In this article, we will explore the process of visualizing K-means clustering results using two popular R packages: factoextra and ggpubr.
Required R Packages
To follow along with this guide, you'll need to install and load the following R packages:
ggpubr
factoextra
You can install these packages by running the following code:
library(ggpubr)
library(factoextra)
Data Preparation
For this example, we will use the famous iris dataset. This dataset contains 150 samples from three species of iris (setosa, versicolor, and virginica). Each sample is described by four variables: sepal length, sepal width, petal length, and petal width.
data("iris")
df <- iris
head(df, 3)
K-Means Clustering Calculation Example
To perform K-means clustering on the iris dataset, we will remove the species column (the fifth column) and scale the remaining variables using the scale()
function. Then, we'll use the kmeans()
function from the stats
package to cluster the data.
# Scale the data
df_scaled <- scale(df[, -5])
# Perform K-means clustering
set.seed(123)
kmeans_result <- kmeans(df_scaled, centers = 3)
# Print the cluster assignments
print(kmeans_result$cluster)
Visualizing K-Means Clusters with factoextra
To visualize the K-means clusters using factoextra, we'll first compute the individual coordinates of each sample using principal component analysis (PCA). Then, we'll add the cluster assignments and species labels to the coordinate data.
# Compute PCA
res.pca <- prcomp(df_scaled, scale = TRUE)
# Extract individual coordinates
ind.coord <- as.data.frame(get_pca_ind(res.pca)$coord)
# Add cluster assignments and species labels
ind.coord$cluster <- factor(kmeans_result$cluster)

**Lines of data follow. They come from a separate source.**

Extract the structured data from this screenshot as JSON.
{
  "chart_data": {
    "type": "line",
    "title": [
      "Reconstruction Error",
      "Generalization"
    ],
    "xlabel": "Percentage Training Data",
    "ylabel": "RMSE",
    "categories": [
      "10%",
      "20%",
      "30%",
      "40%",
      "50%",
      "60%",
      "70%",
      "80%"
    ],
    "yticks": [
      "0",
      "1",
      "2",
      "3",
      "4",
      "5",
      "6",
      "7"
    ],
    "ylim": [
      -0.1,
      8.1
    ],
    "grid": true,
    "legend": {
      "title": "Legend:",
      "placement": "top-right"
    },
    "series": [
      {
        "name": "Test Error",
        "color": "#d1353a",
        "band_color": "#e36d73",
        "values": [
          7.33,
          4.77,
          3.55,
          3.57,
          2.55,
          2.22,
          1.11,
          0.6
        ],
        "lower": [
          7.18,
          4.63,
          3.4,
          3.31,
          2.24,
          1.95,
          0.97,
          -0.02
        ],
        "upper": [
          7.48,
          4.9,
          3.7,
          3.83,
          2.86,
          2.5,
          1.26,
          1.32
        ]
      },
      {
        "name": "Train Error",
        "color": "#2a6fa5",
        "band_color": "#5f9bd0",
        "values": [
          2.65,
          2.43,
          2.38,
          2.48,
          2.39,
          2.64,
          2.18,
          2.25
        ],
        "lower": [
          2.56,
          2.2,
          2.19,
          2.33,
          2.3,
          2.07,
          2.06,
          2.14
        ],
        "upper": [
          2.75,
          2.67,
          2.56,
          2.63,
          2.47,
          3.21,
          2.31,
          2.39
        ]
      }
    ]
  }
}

ind.coord$Species <- df$Species
# Data inspection
head(ind.coord)
Visualizing K-Means Clusters with ggpubr
To visualize the K-means clusters using ggpubr, we'll create a scatter plot of the first two PCA dimensions, color-coded by cluster assignments. We'll also add concentration ellipses and cluster centroids to the plot.
# Create the scatter plot
ggscatter(
ind.coord, x = "Dim.1", y = "Dim.2",
color = "cluster", palette = "npg", ellipse = TRUE, ellipse.type = "convex",
shape = "Species", size = 1.5, legend = "right", ggtheme = theme_bw(),
xlab = paste0("Dim 1 (", variance.percent[1], "% )" ),
ylab = paste0("Dim 2 (", variance.percent[2], "% )" )
) +
stat_mean(aes(color = cluster), size = 4)
This plot shows the K-means clusters in a two-dimensional representation, with each point colored according to its cluster assignment and labeled by species. The concentration ellipses represent the distribution of points within each cluster.
###In this article, we've demonstrated how to visualize K-means clustering results using factoextra and ggpubr in R. By following these step-by-step examples, you can easily create interactive visualizations of your own K-means clustering results.